In 1639 Marchant was appointed commissary general over the provinces of Germany, Belgium, the Netherlands, England, Scotland, and Ireland. His duties as commissary general brought him into contact with Irish politics during the times of the Confederation of Kilkenny. He took sides with the Ormondists and gave encouragement to their opposition to the nuncio Giovanni Battista Rinuccini. He was called upon by the authorities of the order to justify his conduct in connection with the Irish question, and in 1661 he addressed to the general chapter then assembled in Rome his apologia under the title of Relatio veridica et sincera status Provinciae Hiberniae. This is a very rare book, never widely circulated and condemned by the general chapter; and ordered to be destroyed.

Marchant was a voluminous author. His major work is Tribunal Sacramentale, which contains a full exposition of moral theology for the use of confessors. He puts aside all disputed opinions, and simply states the doctrinal teaching of the Catholic Church, drawing his proofs from Holy Scripture, the decisions of councils, the constant tradition of the Church, and the writings of the saints. The treatise on probabilism is lucid and complete. Its principles are within the restrictions placed on the doctrine later on by the decrees of Alexander VII and Innocent XI; and in many points match the doctrine subsequently propounded by Daniel writing against the Lettres Provinciales.

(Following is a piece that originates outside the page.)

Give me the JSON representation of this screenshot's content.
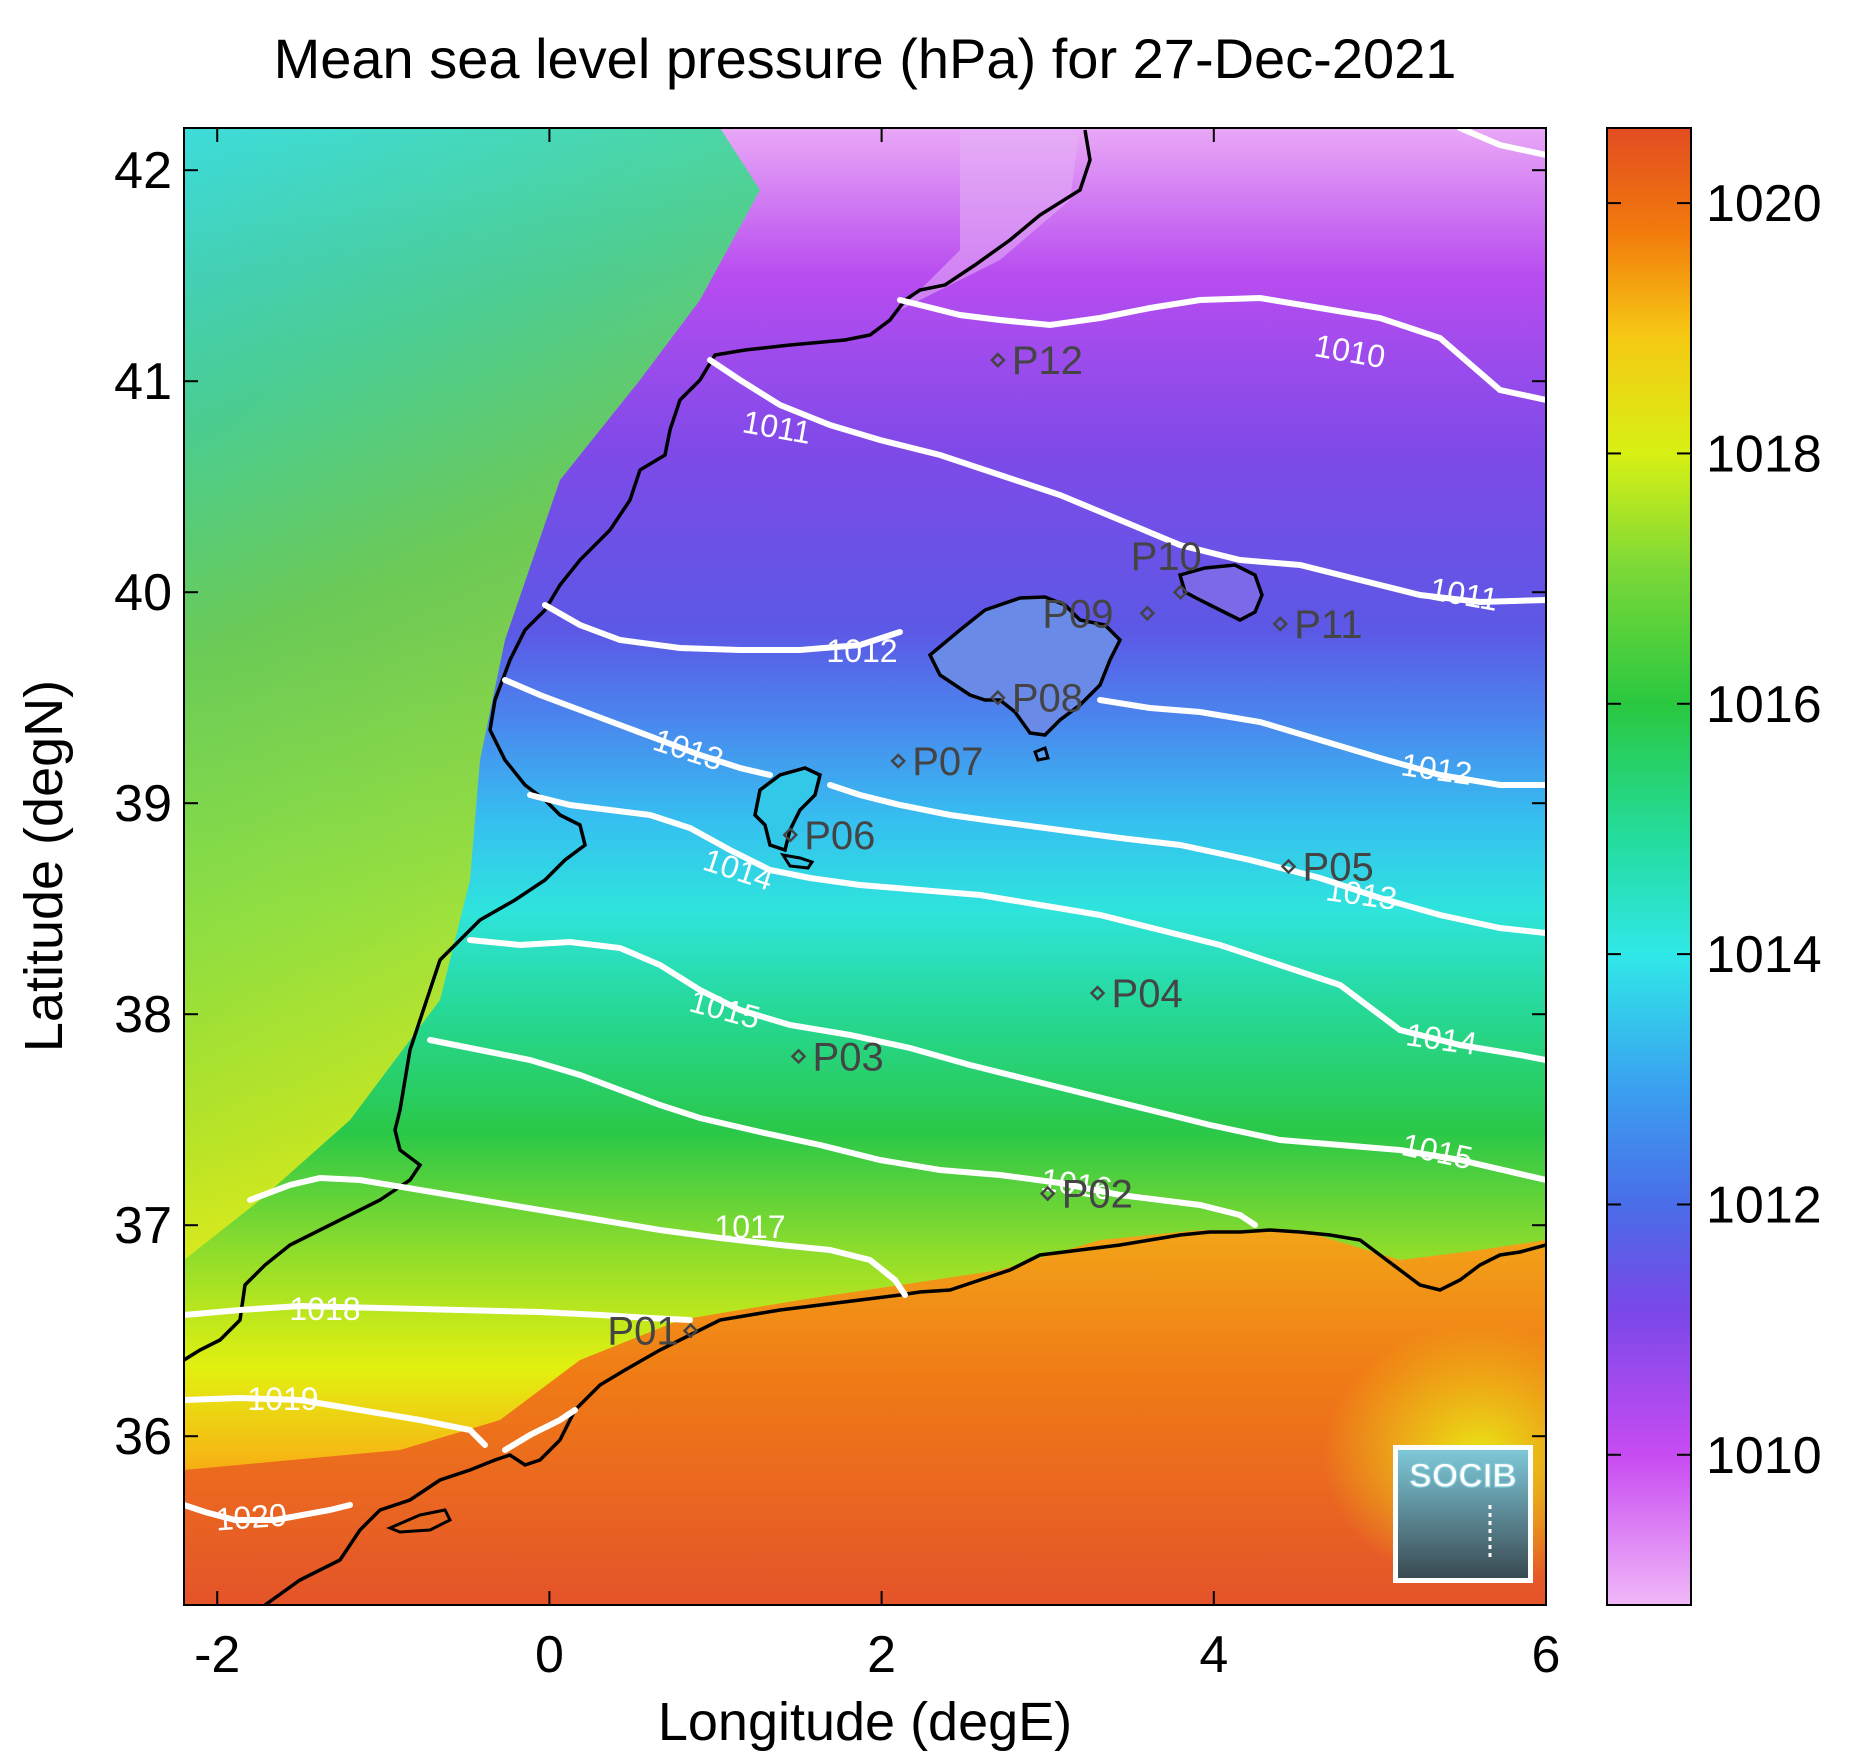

Marchant wrote several works on the veneration of Saint Joseph. His Sanctificatio S. Joseph Sponsi Virginis in utero asserta (Bruges, [1630]), was placed on the Index, 19 March 1633.

His brother Jacques, a secular priest, was the author of the Hortus Pastorum.

Marchant died in Ghent on 11 November 1661.

==Works==
- Sanctificatio S. Josephi sponsi Virginis, nutritii Jesu, in utero asserta (Bruges, Nicolaes Breyghel, 1630).
- Expositio litteralis in Regulam S. Francisci (Antwerp, Willem Lesteens, 1631).
- Constitutions des religieuses réformées pénitentes du Tierce Ordre de S. François, de la Congrégation de Limbourg (Ghent, Jan Vanden Kerchove, 1635).
- Baculus pastoralis sive potestas episcoporum in regulares exemptos ab originibus suis explicata (Bruges, Nicolaes Breyghel, 1638).
- L'Image du vray chrestien sur le poutrait de la règle du Tiers Ordre de N.B.P.S. François (Ghent, Alexander Sersanders, 1638). Available on Google Books.
- Lucerna fidei per fratres minores sancti Francisci (Ghent, Alexander Sersanders, 1639).
- Afbeeldinghe des waerachtigh christen mensch naer het voorbeelt vanden reghel der derder order van den godt-salighen vader s. Franchois (Ghent, 1639).
- Tribunal sacramentale et visibile animarum in hac vita mortali (2 vols., Ghent, Bartholomeus Pauwels, 1642–1643).
- Chronicon sive commissariorum nationalium nationis germanico-belgicae ordinis S. Francisci origo, institutio, potestas et auctoritas (Ghent, Jan Vanden Kerchove, 1651).
- Expositio mystico-litteralis SSmi. Incruenti sacrificii missae (Ghent, Alexander Sersanders 1653).
- Notabiles resolutiones variorum casuum et quaestionum practicarum a multis hactenus desideratae (Antwerp, Petrus Bellerus, 1655)
- Fundamenta duodecim ordinis Fratrum minorum S. Francisci Fundamentis duodecim apostolorum civitatis S. Jerusalem (Antwerp, Petrus Bellerus, 1657).
- Académie, ou exercitations spirituelles sur les trois dévotions principales practiquées en terre par la B.V. Marie, mère de Dieu (Ghent, widow of J. Vanden Kerchove, 1658).
- Excellences sur-éminentes de la grande et sacrée indulgence octroyé par Notre-Seigneur Jésu Christ à l’église de Notre-Dame des Anges, dite Portioncula (Ghent, widow of J. Vanden Kerchove, 1660).